Peng dropped out of sight after the accusation against former Vice Premier Zhang Gaoli briefly appeared on her verified Weibo social media before being swiftly removed. Screen shots of the post were shared across the internet, drawing widespread concern about Peng’s safety from politicians, fellow tennis stars and the WTA.

The WTA said at the time it would not return until someone from the tour could meet with Peng and her allegations were properly investigated.

Despite neither of those two conditions being met, the WTA announced in April that it intended to return to China this season after assurances were received from those close to Peng that she was safe and well, and that “more progress could be made” by returning to China than by staying away.

In doubles, Peng won major championships at Wimbledon in 2013 and the French Open in 2014. Her best Grand Slam showing in singles was a run to the semifinals at the U.S. Open in 2014. She won 23 WTA titles in doubles and two in singles and represented China at three Summer Olympics.

WTA Chairman and chief executive Steve Simon said in April that the organization's decision to return to China included discussion and feedback with players and tournament officials.

“We’ve got players from over 80 countries, so there’s no shortage of different views of the world and positions on issues and topics we have,” he said. “Through reach-out to us, as well as our reaching out to athletes to find out their positions, the great majority of the athletes were supportive and wanted to see a return back to the region and felt it was time to go back. ... There’s certainly some that didn’t agree but the great majority did.”

One of those who don't agree is tour veteran Alize Cornet, who was one of the first players to back Peng under the hashtag #WhereIsPengShuai, and has said on her social media accounts she will not be heading to China this year.

“Staying true to my convictions and careful about my health, I decided I will not be playing in China this year,” Cornet said.

In the past, about 10 women’s tournaments were held each year in China, generating millions of dollars in revenue for the WTA and offering some of the highest prize money purses on the tour for the players.

This season there will be seven events held across China, starting with WTA 250 tournaments at the Guangzhou Open from Sep. 18 followed by the Ningbo Open from Sep. 25.

The China Open, a WTA and ATP 1000 event, follows from Sept. 28 and will see 2023 U.S. Open finalist, Aryna Sabalenka, debut as the new world No. 1. The woman she replaced at No. 1 after 75 weeks, Iga Swiatek will also be competing at the event, alongside newly-crowned U.S. Open champion Coco Gauff, Elena Rybakina, Ons Jabeur and Jessica Pegula.

The 2019 champion, Naomi Osaka will be absent with the former No. 1-ranked player currently on maternity leave after the birth of her first child in July.

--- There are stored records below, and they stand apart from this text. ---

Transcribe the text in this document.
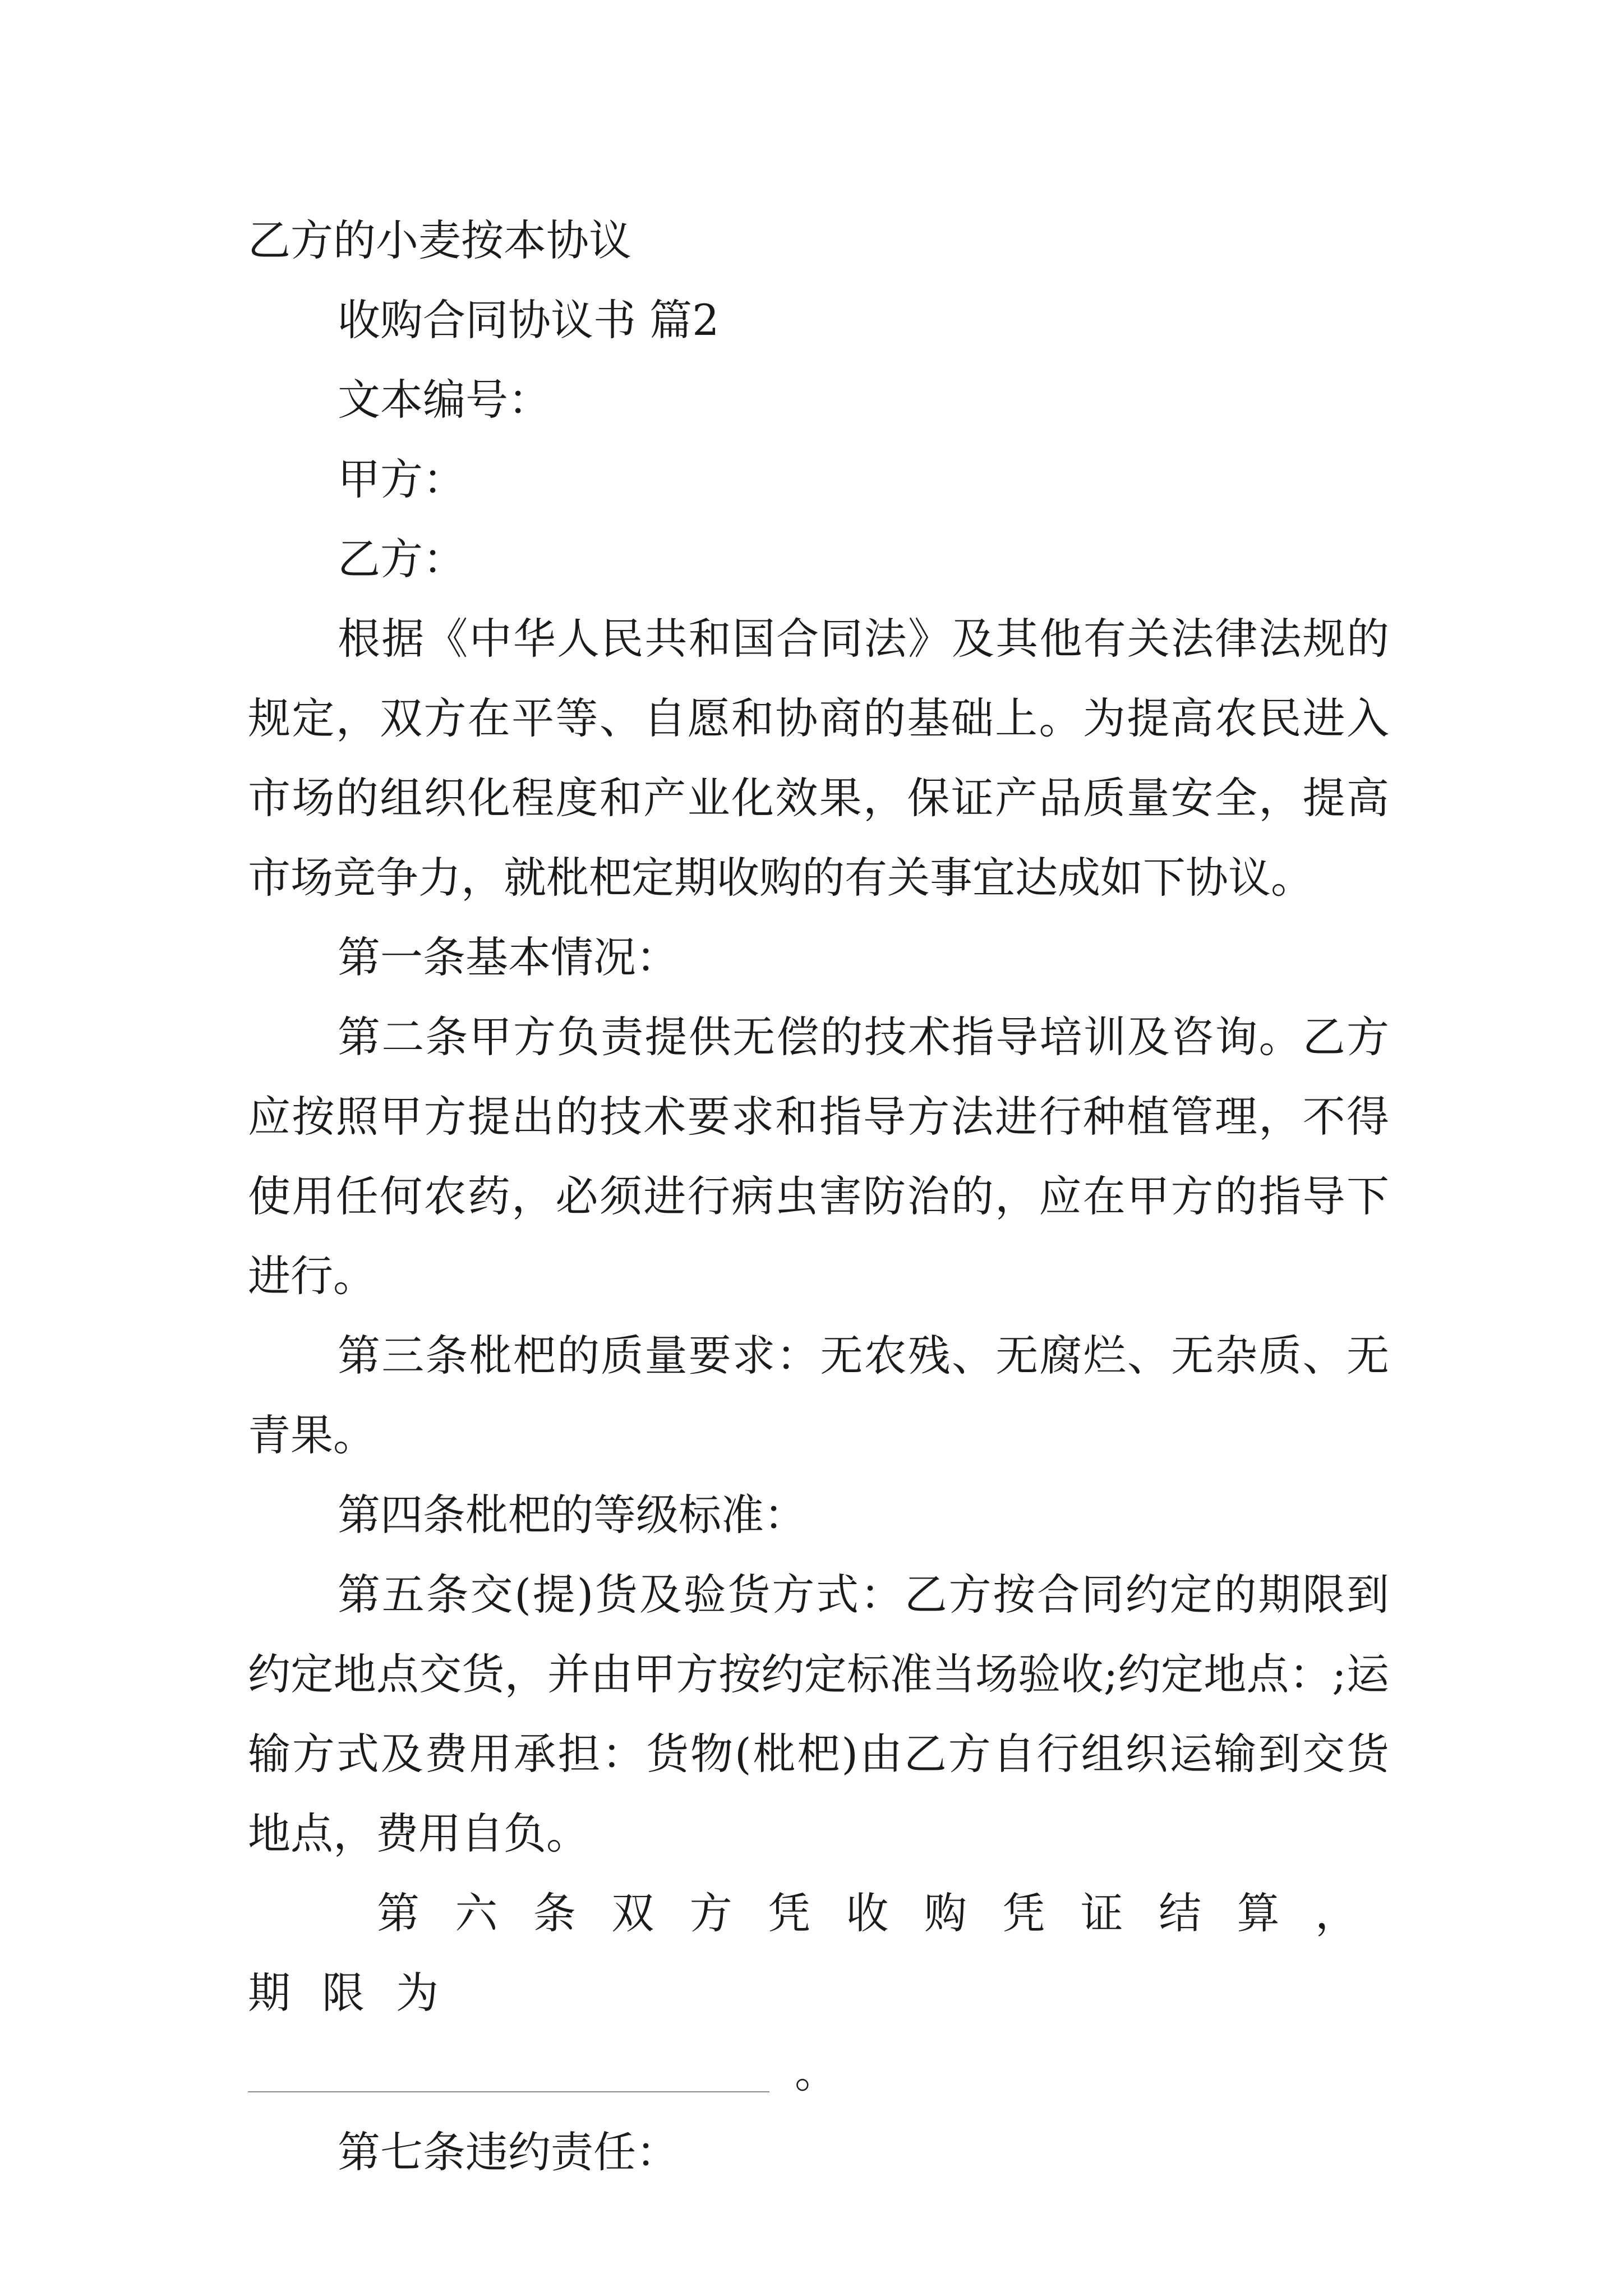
乙方的小麦按本协议

收购合同协议书 篇2

文本编号：

甲方：

乙方：

根据《中华人民共和国合同法》及其他有关法律法规的规定，双方在平等、自愿和协商的基础上。为提高农民进入市场的组织化程度和产业化效果，保证产品质量安全，提高市场竞争力，就枇杷定期收购的有关事宜达成如下协议。

第一条基本情况：

第二条甲方负责提供无偿的技术指导培训及咨询。乙方应按照甲方提出的技术要求和指导方法进行种植管理，不得使用任何农药，必须进行病虫害防治的，应在甲方的指导下进行。

第三条枇杷的质量要求：无农残、无腐烂、无杂质、无青果。

第四条枇杷的等级标准：

第五条交(提)货及验货方式：乙方按合同约定的期限到约定地点交货，并由甲方按约定标准当场验收;约定地点：;运输方式及费用承担：货物(枇杷)由乙方自行组织运输到交货地点，费用自负。

第六条双方凭收购凭证结算，期限为

。

第七条违约责任：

The four-time Grand Slam winner has said she intends to return to action at the Australian Open in January, where she won in 2019 and 2021.

In October, the tour moves to the WTA 500 Zhengzhou Open and WTA 250 Hong Kong with both tournaments starting Oct. 9. The WTA 250 Jiangxi Open is the following week before the Asia swing concludes at the season-ending WTA Elite Trophy tournament in Zhuhai from Oct. 24, which Sabalenka won when it was last played in 2019.